Dugaan rekayasa kedua yang paling penting dicermati
adalah pengerdilan kasus. Secara menakjubkan Gayus ternyata hanya dijerat kasus
pajak PT Surya Alam Tunggal yang bernilai hanya Rp 570,95 juta. Bandingkan
dengan asal muasal skandal ini. PPATK saat itu mencium kejanggalan dalam
transaksi seorang petugas pajak golongan rendah senilai Rp 28 miliar. Dan
kemudian berkembang melalui pengakuan Gayus bahwa dia juga punya safe deposit
Rp 75 miliar.
Indonesia Corruption Watch mencatat setidaknya 10
kejanggalan dalam penanganan kasus mafia pajak ini.
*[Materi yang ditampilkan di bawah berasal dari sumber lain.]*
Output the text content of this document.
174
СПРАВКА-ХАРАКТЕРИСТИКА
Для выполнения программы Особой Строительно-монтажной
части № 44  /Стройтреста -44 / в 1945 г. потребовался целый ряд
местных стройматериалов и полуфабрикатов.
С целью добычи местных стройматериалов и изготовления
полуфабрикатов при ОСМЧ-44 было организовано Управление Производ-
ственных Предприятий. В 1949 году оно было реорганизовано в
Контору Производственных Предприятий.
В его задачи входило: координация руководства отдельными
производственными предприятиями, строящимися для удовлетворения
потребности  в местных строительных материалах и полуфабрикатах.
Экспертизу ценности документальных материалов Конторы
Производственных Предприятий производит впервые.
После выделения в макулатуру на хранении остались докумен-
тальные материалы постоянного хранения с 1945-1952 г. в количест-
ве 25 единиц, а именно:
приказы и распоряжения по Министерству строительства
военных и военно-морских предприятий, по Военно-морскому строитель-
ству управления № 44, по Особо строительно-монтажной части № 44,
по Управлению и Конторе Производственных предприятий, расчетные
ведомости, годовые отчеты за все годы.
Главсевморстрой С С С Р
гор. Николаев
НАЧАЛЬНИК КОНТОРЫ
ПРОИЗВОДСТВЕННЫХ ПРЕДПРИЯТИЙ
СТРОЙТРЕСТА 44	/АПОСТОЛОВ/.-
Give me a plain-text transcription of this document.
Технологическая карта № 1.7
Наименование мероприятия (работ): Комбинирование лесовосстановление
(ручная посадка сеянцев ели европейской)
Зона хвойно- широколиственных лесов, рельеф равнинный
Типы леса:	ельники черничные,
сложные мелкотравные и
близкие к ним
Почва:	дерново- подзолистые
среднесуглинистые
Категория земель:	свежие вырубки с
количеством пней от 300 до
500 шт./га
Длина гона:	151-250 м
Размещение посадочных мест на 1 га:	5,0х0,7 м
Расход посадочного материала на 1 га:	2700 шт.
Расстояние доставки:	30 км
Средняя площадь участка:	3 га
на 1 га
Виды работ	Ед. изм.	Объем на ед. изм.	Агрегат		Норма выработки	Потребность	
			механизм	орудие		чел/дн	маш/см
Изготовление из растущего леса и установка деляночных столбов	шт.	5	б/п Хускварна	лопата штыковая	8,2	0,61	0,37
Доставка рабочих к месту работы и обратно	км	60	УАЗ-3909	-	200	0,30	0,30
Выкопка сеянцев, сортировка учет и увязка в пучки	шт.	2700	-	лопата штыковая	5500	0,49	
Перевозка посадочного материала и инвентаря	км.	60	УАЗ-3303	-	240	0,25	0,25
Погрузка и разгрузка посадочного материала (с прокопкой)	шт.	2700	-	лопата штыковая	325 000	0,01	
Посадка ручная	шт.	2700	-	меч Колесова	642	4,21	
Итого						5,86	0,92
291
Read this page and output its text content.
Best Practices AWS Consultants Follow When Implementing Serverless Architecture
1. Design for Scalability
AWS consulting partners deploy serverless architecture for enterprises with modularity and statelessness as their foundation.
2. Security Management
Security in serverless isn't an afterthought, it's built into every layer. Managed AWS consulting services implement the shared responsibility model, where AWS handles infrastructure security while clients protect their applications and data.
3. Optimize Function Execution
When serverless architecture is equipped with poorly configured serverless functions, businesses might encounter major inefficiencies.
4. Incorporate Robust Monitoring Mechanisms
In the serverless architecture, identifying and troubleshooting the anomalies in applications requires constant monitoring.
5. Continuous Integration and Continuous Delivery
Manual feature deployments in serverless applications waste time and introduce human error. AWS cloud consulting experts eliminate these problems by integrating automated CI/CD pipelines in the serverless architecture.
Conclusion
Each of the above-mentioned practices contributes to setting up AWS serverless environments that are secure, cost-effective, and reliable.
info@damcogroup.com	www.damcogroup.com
Kepolisian dinilai gagal
sejak awal, dan bahkan diduga ada tangan tak kentara yang mendesain kasus ini
agar seolah-olah terkesan ditangani secara serius dan cepat, padahal tidak.
Pola pengerdilan justru potensial melindungi penjahat sesungguhnya. Perwira
Polri dan jaksa belum tersentuh, birokrat korup di Ditjen Pajak belum diproses,
pihak perusahaan masih melenggang bebas meski telah menyuap petugas pajak, dan
44 perusahaan yang ditangani Gayus belum disentuh sama sekali. Kami sering
menyebutnya ”menangkap teri, melepas paus” karena mastermind atau mafia yang
lebih besar justru berada di zona aman.
Saat ini, ketika kamuflase penanganan kasus ini
terungkap, Gayus kembali dijerat kasus lain. Polri menjanjikan akan mengusut
skandal Rp 28 miliar. Benarkah? Hati-hati dengan penyiasatan baru. Gayus justru
akan dijerat dengan pasal gratifikasi. Lagi-lagi langkah ini bisa membuat Polri
terjebak pada rekayasa jilid ketiga. Karena jika Gayus hanya dijerat pasal
gratifikasi atau Pasal 12 B ayat (2) UU No 31/1999 jo UU No 20/2001, imbasnya
hanya penerima uang yang dijerat. Bagaimana dengan pemberi uang atau penyuap?
Bisa jadi mereka selamat lagi.
Idealnya tentu Polri tak menjadikan Gayus ”bulan-bulanan”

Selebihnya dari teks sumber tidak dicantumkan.